As informações coletadas indicam enfaticamente que os sujeitos envolvidos nesta
pesquisa, jovens musicistas homens e mulheres, professoras(es), gestoras, maestro, mães, pais
e jovens do público dessa Agremiação Musical, desconhecem as articulações teóricas
construídas acerca das práticas de gênero e agem reproduzindo estereótipos sexuais,
considerando o seu agir como natural.
Por várias vezes os sujeitos afirmaram não possuírem nenhuma discriminação com
relação à participação das jovens mulheres na Orquestra, sem perceber que durante suas falas
e na sua prática diária deixavam transparecer atitudes discriminantes em razão da diferença
sexual, marcas fortes na docência observada de professoras(es) das disciplinas regulares da
escola. Em contrapartida, podemos perceber que os preconceitos manifestos na escola e na
Orquestra não sugerem propriamente uma intencionalidade. Antes, porém, são resultantes da
desinformação acerca das implicações que tais práticas discriminantes podem ter na vida de
jovens mulheres e homens que estão em processo de construção de suas identidades de
gênero.
Diante dessas considerações sugerimos que as relações de gênero deixem de ocupar
um lugar apenas nos temas transversais, mas sejam incluídas no currículo vivo e visível da
escola. Somente assim as discussões pertinentes a essa temática serão conteúdos escolares,
portanto, partirão da vida das juventudes discentes e musicistas. Ecoa também em nós o
desejo da inclusão efetiva da música como disciplina, não apenas pelo imperativo legal que
assume no país, lugar de acirrada discussão, porém, pelas contribuições que dela poderão
advir para a harmonização das relações de gênero, uma vez que a música fala a todos os
sentidos que dão aos seres a espiritualidade e a sensibilidade de sentir a si mesma(o) e às(aos)
outras(o).
Todas essas considerações nos fazem compreender a necessidade de práticas de
relações de gênero mais humanas, que sejam emanadas das civilidades, de percepções
153
desprovidas de quaisquer ranços identitários que possam ser fonte de preconceitos e exclusões
de qualquer natureza. Assim, pela riqueza das trocas e dos aprendizados que construímos na
interação com esse trabalho, pela fertilidade encontrada e pelos sabores experimentados dos
frutos desse pomar chamado “práticas de relações de gênero”, nos manteremos em profundo
estado de sentinela para que os temporais da indiferença não impeçam os frutos que brotam
viçosos de esperança perecerem e murcharem antes de se tornarem frutos maduros.

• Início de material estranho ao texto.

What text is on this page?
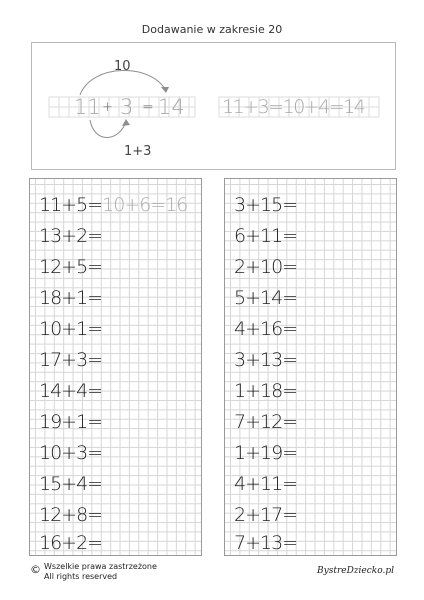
Dodawanie w zakresie 20
10
11 + 3 = 14 11+3=10+4=14
1+3
11+5=10+6=16
13+2=
12+5=
18+1=
10+1=
17+3=
14+4=
19+1=
10+3=
15+4=
12+8=
16+2=
3+15=
6+11=
2+10=
5+14=
4+16=
3+13=
1+18=
7+12=
1+19=
4+11=
2+17=
7+13=
© Wszelkie prawa zastrzeżone
All rights reserved
BystreDziecko.pl
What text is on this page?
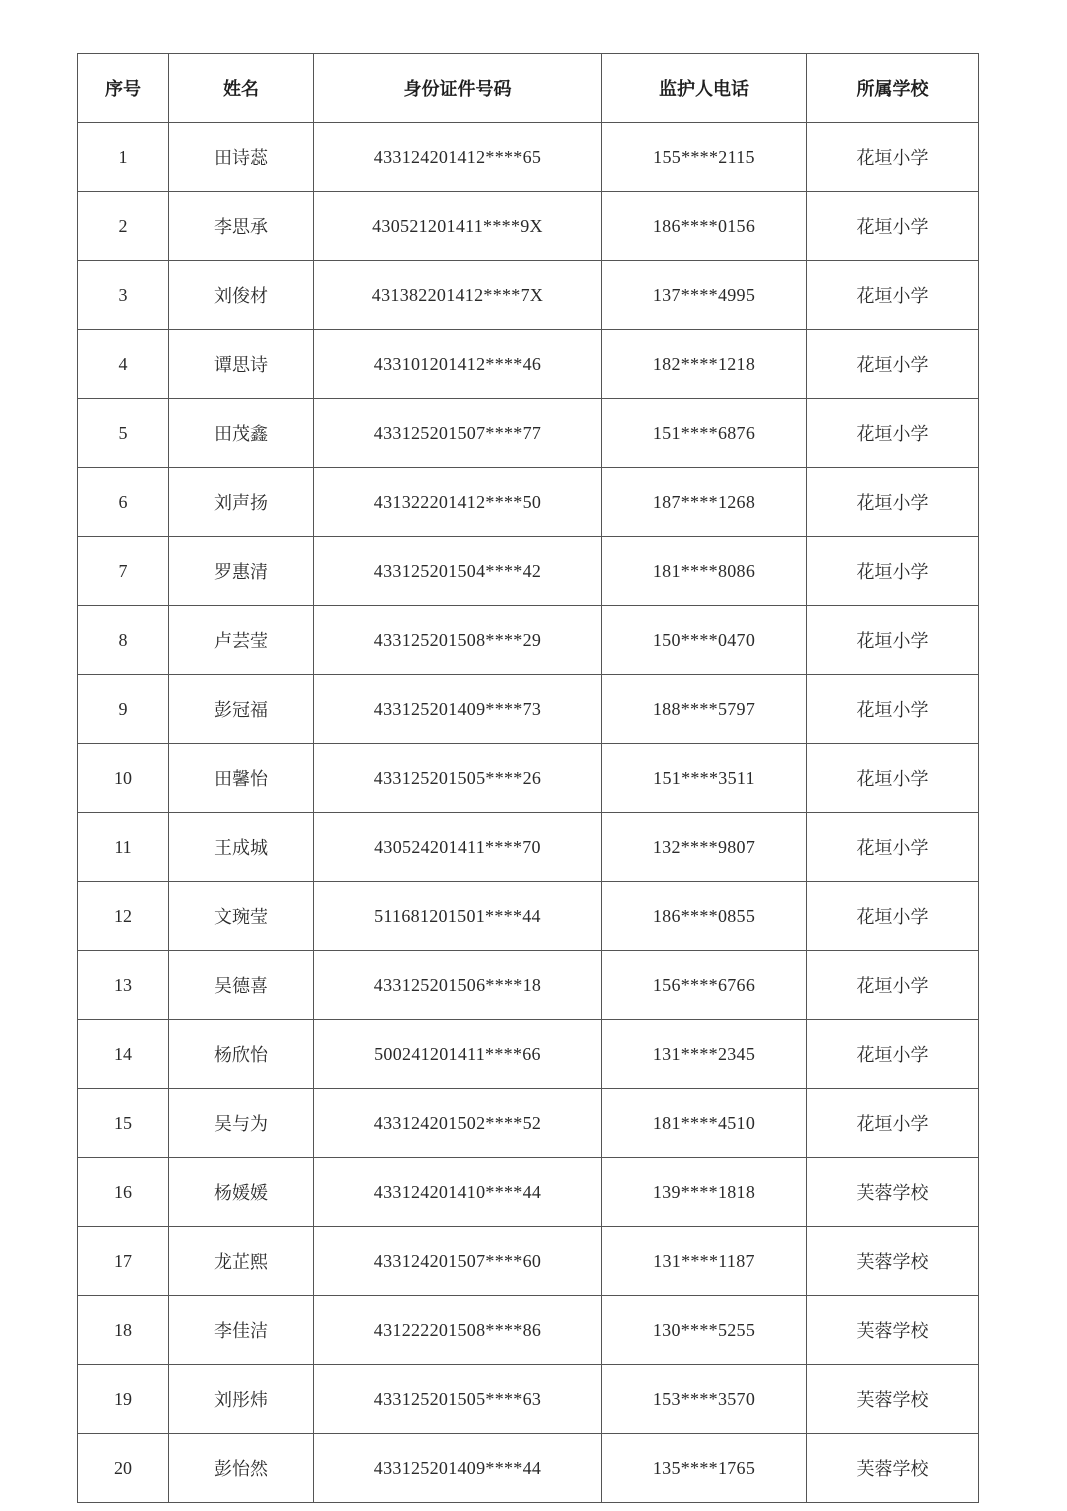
序号	姓名	身份证件号码	监护人电话	所属学校
1	田诗蕊	433124201412****65	155****2115	花垣小学
2	李思承	430521201411****9X	186****0156	花垣小学
3	刘俊材	431382201412****7X	137****4995	花垣小学
4	谭思诗	433101201412****46	182****1218	花垣小学
5	田茂鑫	433125201507****77	151****6876	花垣小学
6	刘声扬	431322201412****50	187****1268	花垣小学
7	罗惠清	433125201504****42	181****8086	花垣小学
8	卢芸莹	433125201508****29	150****0470	花垣小学
9	彭冠福	433125201409****73	188****5797	花垣小学
10	田馨怡	433125201505****26	151****3511	花垣小学
11	王成城	430524201411****70	132****9807	花垣小学
12	文琬莹	511681201501****44	186****0855	花垣小学
13	吴德喜	433125201506****18	156****6766	花垣小学
14	杨欣怡	500241201411****66	131****2345	花垣小学
15	吴与为	433124201502****52	181****4510	花垣小学
16	杨媛媛	433124201410****44	139****1818	芙蓉学校
17	龙芷熙	433124201507****60	131****1187	芙蓉学校
18	李佳洁	431222201508****86	130****5255	芙蓉学校
19	刘彤炜	433125201505****63	153****3570	芙蓉学校
20	彭怡然	433125201409****44	135****1765	芙蓉学校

Encerramos essa pesquisa com a certeza de sua incompletude, reconhecendo os vãos
que deixamos. As perspectivas humanas são inesgotáveis, sobre elas apenas imaginamos
realidades que são recriadas, transformadas, interpretadas por nossos olhos às vezes míopes,
todavia, a pesquisa foi feita e continuará o processo de refacção, porque a pesquisa é um
caminho que leva a muitos lados. Ela se mostra de muitas formas, tendo muitas cores e vozes,
e transeuntes e andarilhos, e sombras e luzes, por isso deixamos o maior legado desse estudo:
um coro de vozes que canta as práticas de relações de gênero na Escola “Padre Luis de Castro
Brasileiro” e na Orquestra Jovem de União.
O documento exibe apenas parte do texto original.